ECB’s Lane: Will Continue Hiking Rates Given Energy Prices, Wage Growth and Exchange Rate
14 September 2022
By David Barwick – FRANKFURT (Econostream) – The European Central Bank will need to continue hiking interest rates in the context of higher energy prices, faster wage growth and a weaker euro, ECB Chief Economist Philip Lane said Wednesday.
In remarks at a meeting of the ECB’s Money Market Contact Group, Lane said that the transition from highly accommodative policy to a stance that will safeguard price stability, frontloaded by last week’s 75bp rate hike, ‘will require us to continue to raise interest rates over the next several meetings.’
‘This policy path will dampen demand and guard against the risk of a persistent upward shift in inflation expectations’, he said.
Decisions would be data-driven and made meeting by meeting, he said.

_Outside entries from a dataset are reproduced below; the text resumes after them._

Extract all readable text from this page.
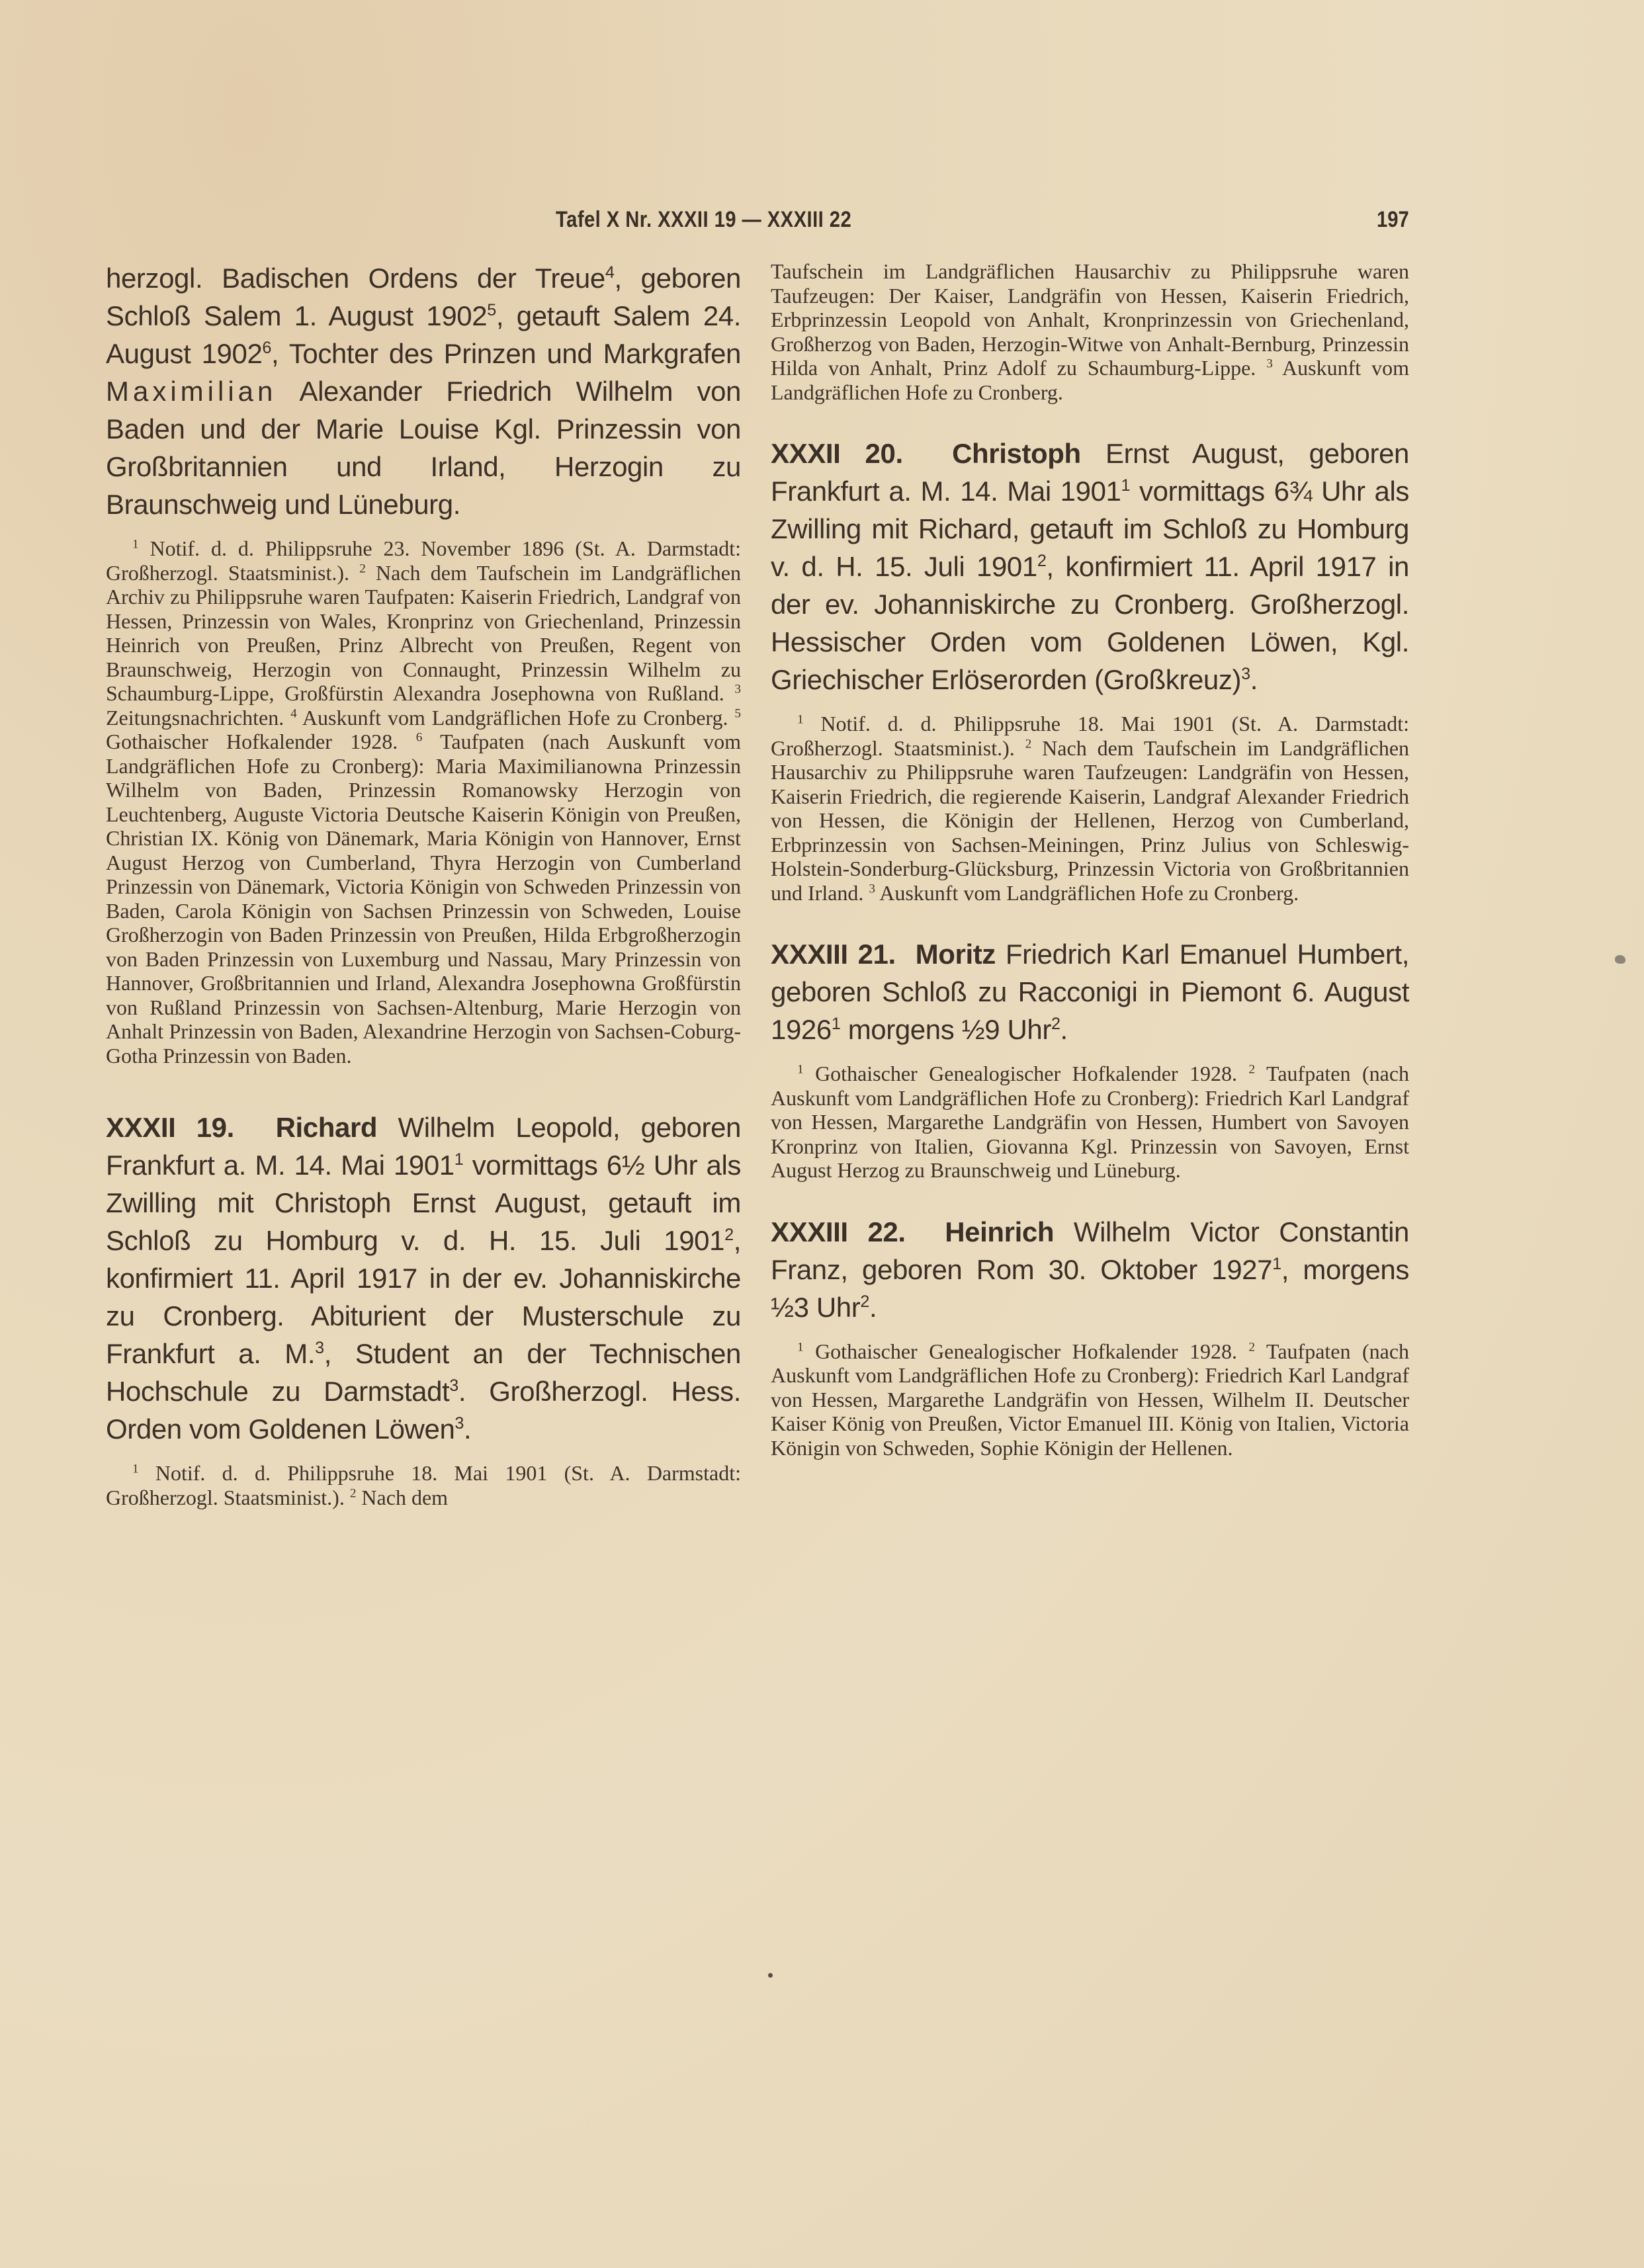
Tafel X Nr. XXXII 19 — XXXIII 22	197

herzogl. Badischen Ordens der Treue$^4$, geboren Schloß Salem 1. August 1902$^5$, getauft Salem 24. August 1902$^6$, Tochter des Prinzen und Markgrafen Maximilian Alexander Friedrich Wilhelm von Baden und der Marie Louise Kgl. Prinzessin von Großbritannien und Irland, Herzogin zu Braunschweig und Lüneburg.

$^1$ Notif. d. d. Philippsruhe 23. November 1896 (St. A. Darmstadt: Großherzogl. Staatsminist.). $^2$ Nach dem Taufschein im Landgräflichen Archiv zu Philippsruhe waren Taufpaten: Kaiserin Friedrich, Landgraf von Hessen, Prinzessin von Wales, Kronprinz von Griechenland, Prinzessin Heinrich von Preußen, Prinz Albrecht von Preußen, Regent von Braunschweig, Herzogin von Connaught, Prinzessin Wilhelm zu Schaumburg-Lippe, Großfürstin Alexandra Josephowna von Rußland. $^3$ Zeitungsnachrichten. $^4$ Auskunft vom Landgräflichen Hofe zu Cronberg. $^5$ Gothaischer Hofkalender 1928. $^6$ Taufpaten (nach Auskunft vom Landgräflichen Hofe zu Cronberg): Maria Maximilianowna Prinzessin Wilhelm von Baden, Prinzessin Romanowsky Herzogin von Leuchtenberg, Auguste Victoria Deutsche Kaiserin Königin von Preußen, Christian IX. König von Dänemark, Maria Königin von Hannover, Ernst August Herzog von Cumberland, Thyra Herzogin von Cumberland Prinzessin von Dänemark, Victoria Königin von Schweden Prinzessin von Baden, Carola Königin von Sachsen Prinzessin von Schweden, Louise Großherzogin von Baden Prinzessin von Preußen, Hilda Erbgroßherzogin von Baden Prinzessin von Luxemburg und Nassau, Mary Prinzessin von Hannover, Großbritannien und Irland, Alexandra Josephowna Großfürstin von Rußland Prinzessin von Sachsen-Altenburg, Marie Herzogin von Anhalt Prinzessin von Baden, Alexandrine Herzogin von Sachsen-Coburg-Gotha Prinzessin von Baden.

XXXII 19. Richard Wilhelm Leopold, geboren Frankfurt a. M. 14. Mai 1901$^1$ vormittags 6½ Uhr als Zwilling mit Christoph Ernst August, getauft im Schloß zu Homburg v. d. H. 15. Juli 1901$^2$, konfirmiert 11. April 1917 in der ev. Johanniskirche zu Cronberg. Abiturient der Musterschule zu Frankfurt a. M.$^3$, Student an der Technischen Hochschule zu Darmstadt$^3$. Großherzogl. Hess. Orden vom Goldenen Löwen$^3$.

$^1$ Notif. d. d. Philippsruhe 18. Mai 1901 (St. A. Darmstadt: Großherzogl. Staatsminist.). $^2$ Nach dem

Taufschein im Landgräflichen Hausarchiv zu Philippsruhe waren Taufzeugen: Der Kaiser, Landgräfin von Hessen, Kaiserin Friedrich, Erbprinzessin Leopold von Anhalt, Kronprinzessin von Griechenland, Großherzog von Baden, Herzogin-Witwe von Anhalt-Bernburg, Prinzessin Hilda von Anhalt, Prinz Adolf zu Schaumburg-Lippe. $^3$ Auskunft vom Landgräflichen Hofe zu Cronberg.

XXXII 20. Christoph Ernst August, geboren Frankfurt a. M. 14. Mai 1901$^1$ vormittags 6¾ Uhr als Zwilling mit Richard, getauft im Schloß zu Homburg v. d. H. 15. Juli 1901$^2$, konfirmiert 11. April 1917 in der ev. Johanniskirche zu Cronberg. Großherzogl. Hessischer Orden vom Goldenen Löwen, Kgl. Griechischer Erlöserorden (Großkreuz)$^3$.

$^1$ Notif. d. d. Philippsruhe 18. Mai 1901 (St. A. Darmstadt: Großherzogl. Staatsminist.). $^2$ Nach dem Taufschein im Landgräflichen Hausarchiv zu Philippsruhe waren Taufzeugen: Landgräfin von Hessen, Kaiserin Friedrich, die regierende Kaiserin, Landgraf Alexander Friedrich von Hessen, die Königin der Hellenen, Herzog von Cumberland, Erbprinzessin von Sachsen-Meiningen, Prinz Julius von Schleswig-Holstein-Sonderburg-Glücksburg, Prinzessin Victoria von Großbritannien und Irland. $^3$ Auskunft vom Landgräflichen Hofe zu Cronberg.

XXXIII 21. Moritz Friedrich Karl Emanuel Humbert, geboren Schloß zu Racconigi in Piemont 6. August 1926$^1$ morgens ½9 Uhr$^2$.

$^1$ Gothaischer Genealogischer Hofkalender 1928. $^2$ Taufpaten (nach Auskunft vom Landgräflichen Hofe zu Cronberg): Friedrich Karl Landgraf von Hessen, Margarethe Landgräfin von Hessen, Humbert von Savoyen Kronprinz von Italien, Giovanna Kgl. Prinzessin von Savoyen, Ernst August Herzog zu Braunschweig und Lüneburg.

XXXIII 22. Heinrich Wilhelm Victor Constantin Franz, geboren Rom 30. Oktober 1927$^1$, morgens ½3 Uhr$^2$.

$^1$ Gothaischer Genealogischer Hofkalender 1928. $^2$ Taufpaten (nach Auskunft vom Landgräflichen Hofe zu Cronberg): Friedrich Karl Landgraf von Hessen, Margarethe Landgräfin von Hessen, Wilhelm II. Deutscher Kaiser König von Preußen, Victor Emanuel III. König von Italien, Victoria Königin von Schweden, Sophie Königin der Hellenen.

The latest upward revisions to the staff inflation forecasts should be seen in the context of expected higher prices for gas and electricity, but more rapid wage growth ‘is also a significant contributor to higher and more persistent inflation, while exchange rate depreciation has also added to price pressures’, he said.
Still, core inflation would decline from mid-2023, he said, and longer-term inflation expectations point to around 2%, though recent increases in some measures of these require watching.
Given the persistence of significantly above-target inflation, largely upside risks and the very accommodative level of interest rates, ‘it was appropriate to take a major step that frontloads the transition from the prevailing highly-accommodative level of policy rates towards levels that will support a timely return of inflation to our target’, he said.
Reiterating his August 29 assertion, Lane said that ‘in calibrating a multi-step transition path, the appropriate size of an individual increment will be larger, the wider the gap to the terminal rate and the more skewed the risks to the inflation target.’
However, he insisted that policy reflect the fact that inflation is being driven by an energy price shock and that its dynamics are thus ‘of a different nature compared to demand-driven overheating dynamics.’